2. Increase Seeding Density
University and Pioneer research studies have shown that higher seeding rates can reduce iron chlorosis symptoms and increase yield in areas of fields with a history of iron chlorosis (Goos and Johnson, 2001; Naeve, 2006). Soybean roots excrete acids as they are growing that increase the availability of iron. Higher plant density increases the amount of this acid in the root zone.
In a Pioneer study in Minnesota in a field with high soluble salt levels, chlorosis effects were more severe when plant density was low (seeding rate < 140,000 seeds/acre). Soybeans yielded from 10-15 bu/acre more at 200,000 vs. 100,000 seeds/acre. Growers should seed soybeans at densities of 200,000 seeds/acre or above for maximum protection against iron chlorosis.
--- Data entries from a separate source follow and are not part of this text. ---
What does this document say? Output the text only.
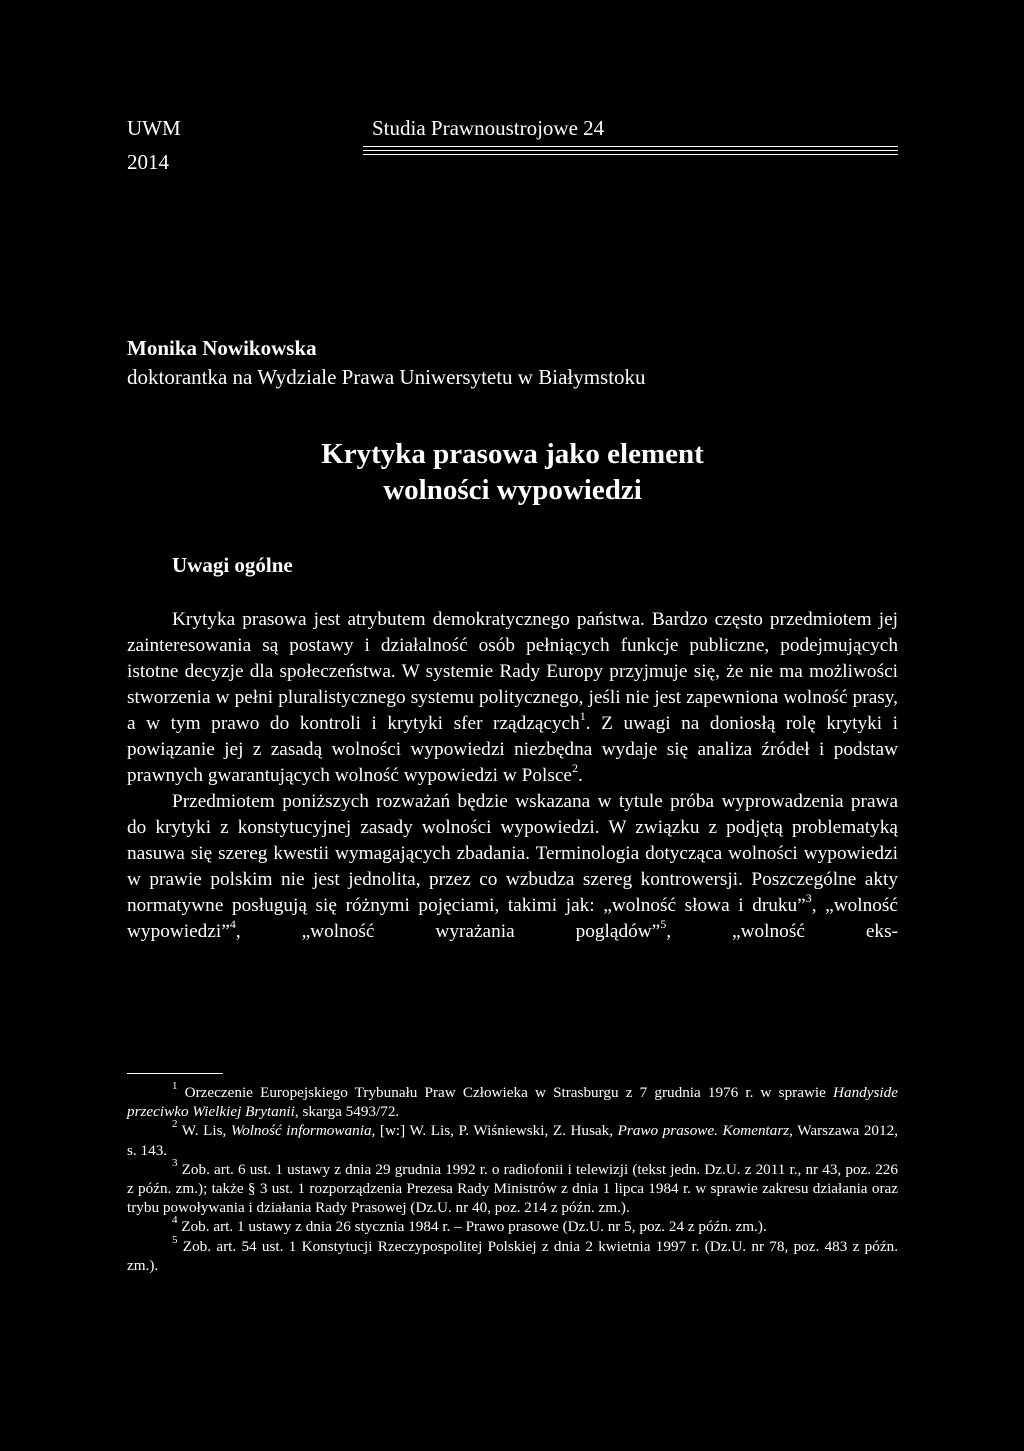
UWM	Studia Prawnoustrojowe 24
2014
Monika Nowikowska
doktorantka na Wydziale Prawa Uniwersytetu w Białymstoku
Krytyka prasowa jako element
wolności wypowiedzi
Uwagi ogólne

Krytyka prasowa jest atrybutem demokratycznego państwa. Bardzo często przedmiotem jej zainteresowania są postawy i działalność osób pełniących funkcje publiczne, podejmujących istotne decyzje dla społeczeństwa. W systemie Rady Europy przyjmuje się, że nie ma możliwości stworzenia w pełni pluralistycznego systemu politycznego, jeśli nie jest zapewniona wolność prasy, a w tym prawo do kontroli i krytyki sfer rządzących$^1$. Z uwagi na doniosłą rolę krytyki i powiązanie jej z zasadą wolności wypowiedzi niezbędna wydaje się analiza źródeł i podstaw prawnych gwarantujących wolność wypowiedzi w Polsce$^2$.

Przedmiotem poniższych rozważań będzie wskazana w tytule próba wyprowadzenia prawa do krytyki z konstytucyjnej zasady wolności wypowiedzi. W związku z podjętą problematyką nasuwa się szereg kwestii wymagających zbadania. Terminologia dotycząca wolności wypowiedzi w prawie polskim nie jest jednolita, przez co wzbudza szereg kontrowersji. Poszczególne akty normatywne posługują się różnymi pojęciami, takimi jak: „wolność słowa i druku”$^3$, „wolność wypowiedzi”$^4$, „wolność wyrażania poglądów”$^5$, „wolność eks-

$^1$ Orzeczenie Europejskiego Trybunału Praw Człowieka w Strasburgu z 7 grudnia 1976 r. w sprawie Handyside przeciwko Wielkiej Brytanii, skarga 5493/72.

$^2$ W. Lis, Wolność informowania, [w:] W. Lis, P. Wiśniewski, Z. Husak, Prawo prasowe. Komentarz, Warszawa 2012, s. 143.

$^3$ Zob. art. 6 ust. 1 ustawy z dnia 29 grudnia 1992 r. o radiofonii i telewizji (tekst jedn. Dz.U. z 2011 r., nr 43, poz. 226 z późn. zm.); także § 3 ust. 1 rozporządzenia Prezesa Rady Ministrów z dnia 1 lipca 1984 r. w sprawie zakresu działania oraz trybu powoływania i działania Rady Prasowej (Dz.U. nr 40, poz. 214 z późn. zm.).

$^4$ Zob. art. 1 ustawy z dnia 26 stycznia 1984 r. – Prawo prasowe (Dz.U. nr 5, poz. 24 z późn. zm.).

$^5$ Zob. art. 54 ust. 1 Konstytucji Rzeczypospolitej Polskiej z dnia 2 kwietnia 1997 r. (Dz.U. nr 78, poz. 483 z późn. zm.).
Variable rate seeding allows farmers to increase seeding density in areas of the field with a history of iron chlorosis and reduce in areas that are not prone to iron chlorosis. Reducing seeding rate in areas of the field that do not exhibit iron chlorosis can help reduce pressure from white mold.
3. Improve Soil Drainage
Soils with poor drainage often have higher accumulations of soluble salts and carbonates that reduce the solubility of iron in the soil. Wet soils also lead to lower oxygen levels in the soil and reduced root growth and health. The reduction in root health and the lower solubility of iron in wet soils are major contributors to IDC symptoms. Practices that improve soil structure and water infiltration can reduce issues with IDC. Field tile drainage is also important to consider where applicable to help with soil moisture levels.
Figure 4. Soybeans showing differences in IDC symptoms at different plant densities. Soybeans on the left were planted at 200,000 seeds/acre and those on the right were planted at 140,000 seeds/acre..
4. Consider Your Herbicide Selection
Foliar and soil applied herbicides may increase plant stress which can accentuate symptomology of IDC. Research has shown increased potential for greater yield loss when applying some post-emergence herbicides to soybeans under chlorotic stress. Reduce stress from herbicides by following manufacturer recommendations for weather and application conditions.
5. Use a Companion Crop
In fields with high levels of nitrates, a companion crop of oats may reduce iron chlorosis symptomology. This companion crop needs to be terminated by the time it is 10 to 12 inches tall.
6. Iron Chelate
Pioneer Agronomists have studied the use of an iron chelate (Fe-EDDHA chelate) fertilizer to help reduce IDC symptoms and increase yields. Iron chelate products have been evaluated as seed treatments, foliar treatments, and in-furrow treatments. Benefits of seed-applied and foliar-applied treatments have been inconsistent. Research by both University and Pioneer agronomists has shown a more consistent yield response to in-furrow applications of iron chelate.
Soygreen® is a commonly used in-furrow iron chelate fertilizer that entered the market in 2006. New formulations have been added since then including a liquid formulation that is less likely to be leached out of the root zone following rainfall.
A Pioneer Agronomy study conducted in 2012 across 11 locations in Nebraska and Kansas with a history of IDC found an average yield response of 2.3 bu/acre with a 3 lbs/acre in-furrow application of Soygreen (Mueller, 2012) (Figure 5). Yield differences were minimal at some locations; however, visual differences were noted, as the varieties treated with an in-furrow application of Soygreen were greener and more robust. A similar study conducted in 2008-2009 found an average yield advantage of 3.9 bu/acre with Soygreen.